Maryland lawmakers have previously tried to establish a water’s edge reporting system. But now they are considering the much broader approach, proposing to require affiliated businesses to submit a combined income tax return starting in tax year 2028, reflecting the aggregate income tax liability of all members of the combined group.

The new apportionment method would generate additional revenue—according to a report from the House Appropriations Committee, $65.3 million by 2028 and $224.6 million by 2029.

Worldwide combined reporting has attracted attention after Minnesota’s near-enactment of such a system last year. Lawmakers there are currently considering a bill mandating a study of the potential impact of that system. The New Hampshire House also deliberated on a bill but ultimately didn’t approve the calculation method earlier this year. Similar legislation, SB 1934, has been introduced in Tennessee, and and there is a draft bill in Vermont.

House ‘Forces’ Negotiation

Andrew Griffin, senior vice president of government affairs at the Maryland Chamber of Commerce, referred to the House amendment as “an attempt to force the state Senate into negotiating on the issue.”
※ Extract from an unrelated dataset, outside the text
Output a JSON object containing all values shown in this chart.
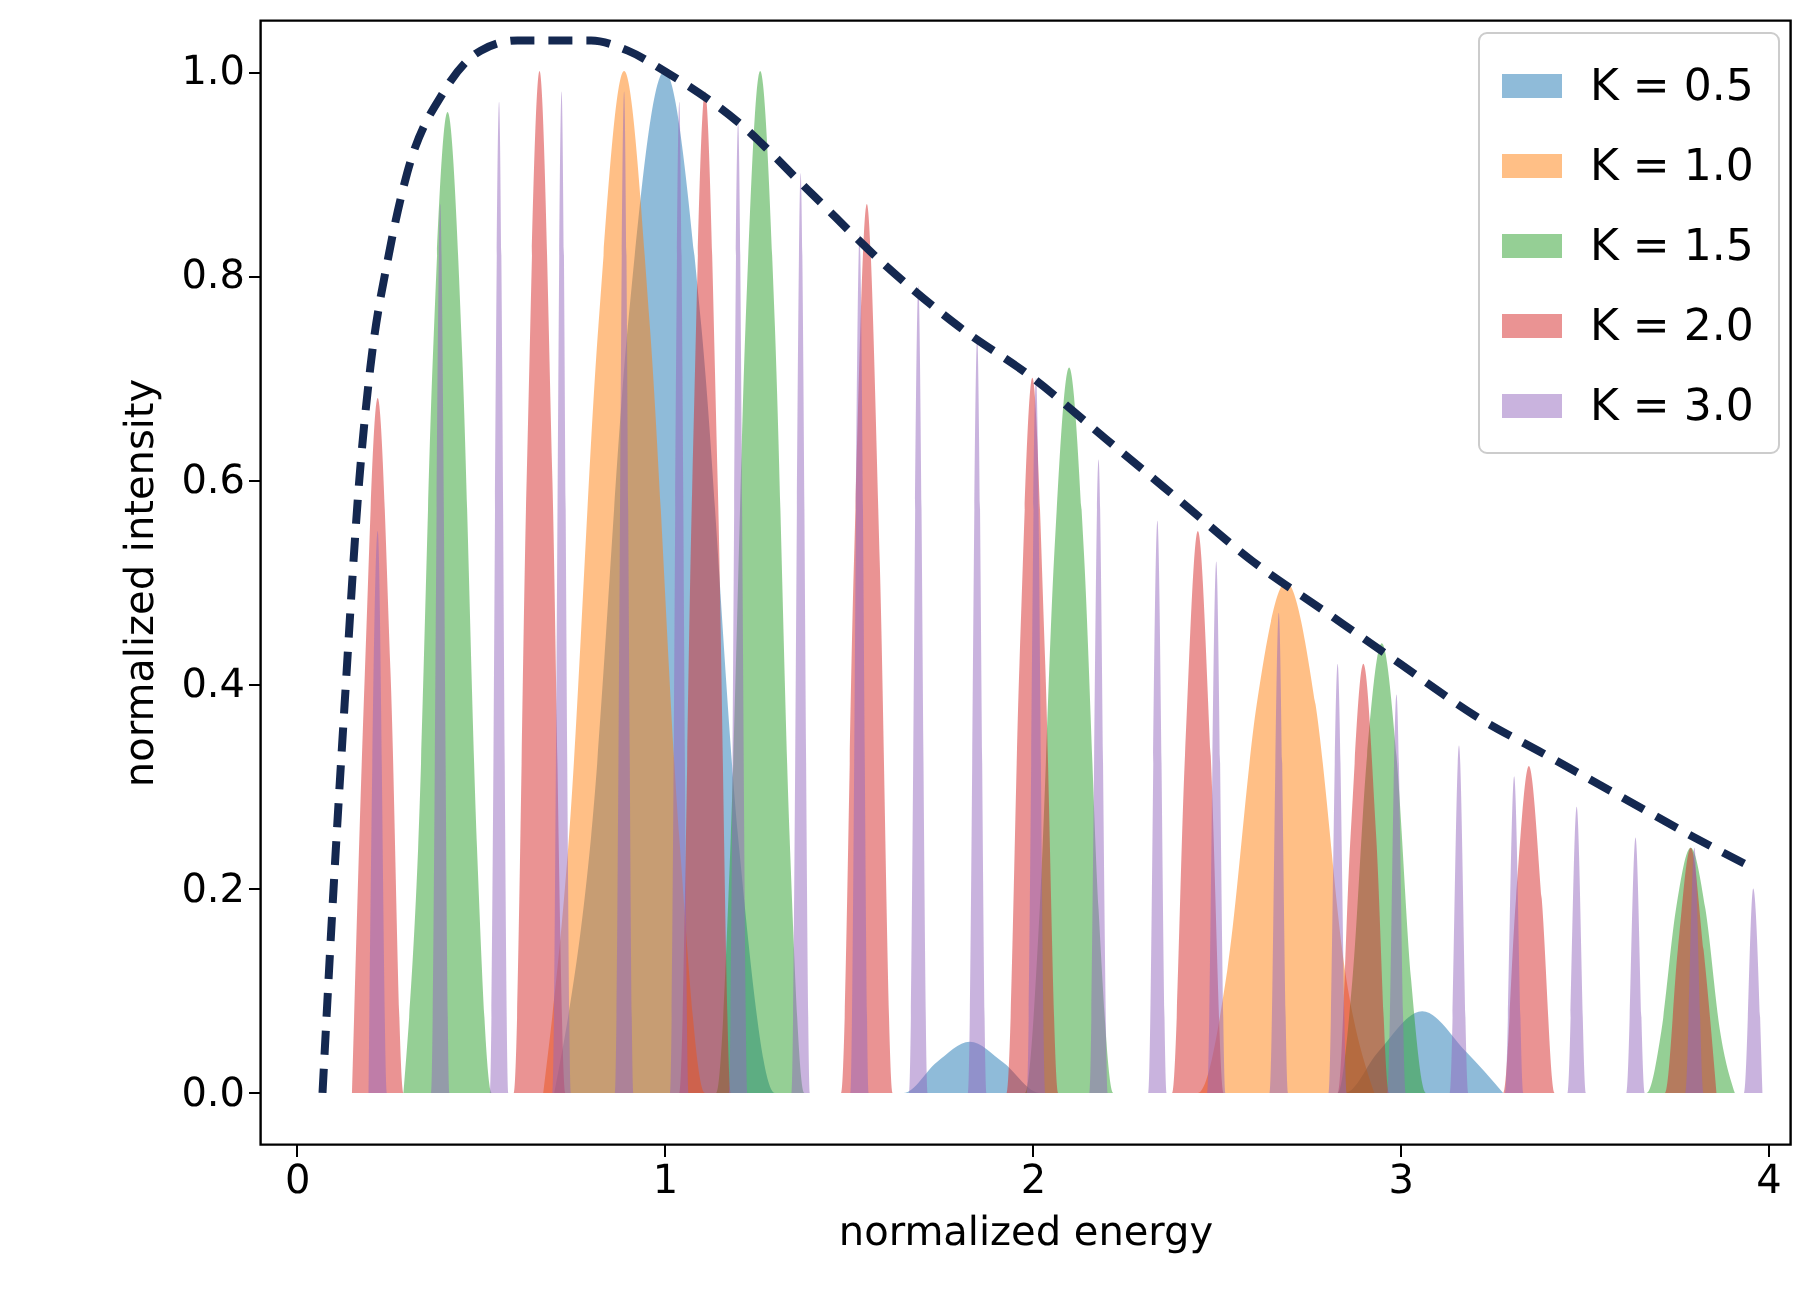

“I think that the House is attempting to force the Senate to negotiate on it, and I don’t think the Senate is going to negotiate. I think the negotiation from their perspective is ‘This is coming off the table,’” Griffin said in an interview Monday.
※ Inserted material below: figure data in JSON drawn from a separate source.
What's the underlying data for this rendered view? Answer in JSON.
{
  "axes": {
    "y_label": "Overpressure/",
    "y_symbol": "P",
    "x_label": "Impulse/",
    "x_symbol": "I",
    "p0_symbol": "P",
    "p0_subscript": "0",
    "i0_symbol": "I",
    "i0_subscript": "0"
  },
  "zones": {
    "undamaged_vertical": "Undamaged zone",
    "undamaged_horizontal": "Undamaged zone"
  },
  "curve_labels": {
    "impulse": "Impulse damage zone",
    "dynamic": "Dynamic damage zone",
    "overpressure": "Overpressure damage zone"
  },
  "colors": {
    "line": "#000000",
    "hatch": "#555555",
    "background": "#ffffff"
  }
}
He raised concerns about whether the state could overcome the hurdles of “potential violations of international treaties’’ and other countries’ tax laws. He also said Maryland is directly competing with states such as North Carolina, Virginia, and Pennsylvania, which haven’t adopted combined reporting, and the chamber opposes creating “additional hurdles” when the cost of doing business in the state is “already high and uncompetitive.”

Griffin also expressed skepticism about the Maryland Comptroller’s office’s capacity to process, audit, and administer worldwide combined returns, stating that there is “simply no way” they could handle it, even three years from now.

Don Griswold, senior fellow on the state fiscal policy team at the Center on Budget and Policy Priorities, said worldwide combined reporting is “complete reporting,” as it mandates the reporting of all profits globally, followed by the calculation of Maryland’s apportioned share of those profits, which he believes accurately reflects “economic reality.”

He contends that such a system promotes tax fairness by establishing a “level playing field” for all businesses and discouraging tax avoidance strategies.

“Right now, the law discriminates against Maryland’s small businesses. They can’t set up shell companies in tax havens and engage in offshore profit shifting, and even if they wanted to, they can’t do that,” Griswold said in an interview.

Maryland’s corporate income tax, like that of many other states, piggybacks on the federal tax calculation, meaning that profit-shifting for federal tax avoidance also leads to tax avoidance in Maryland, he said.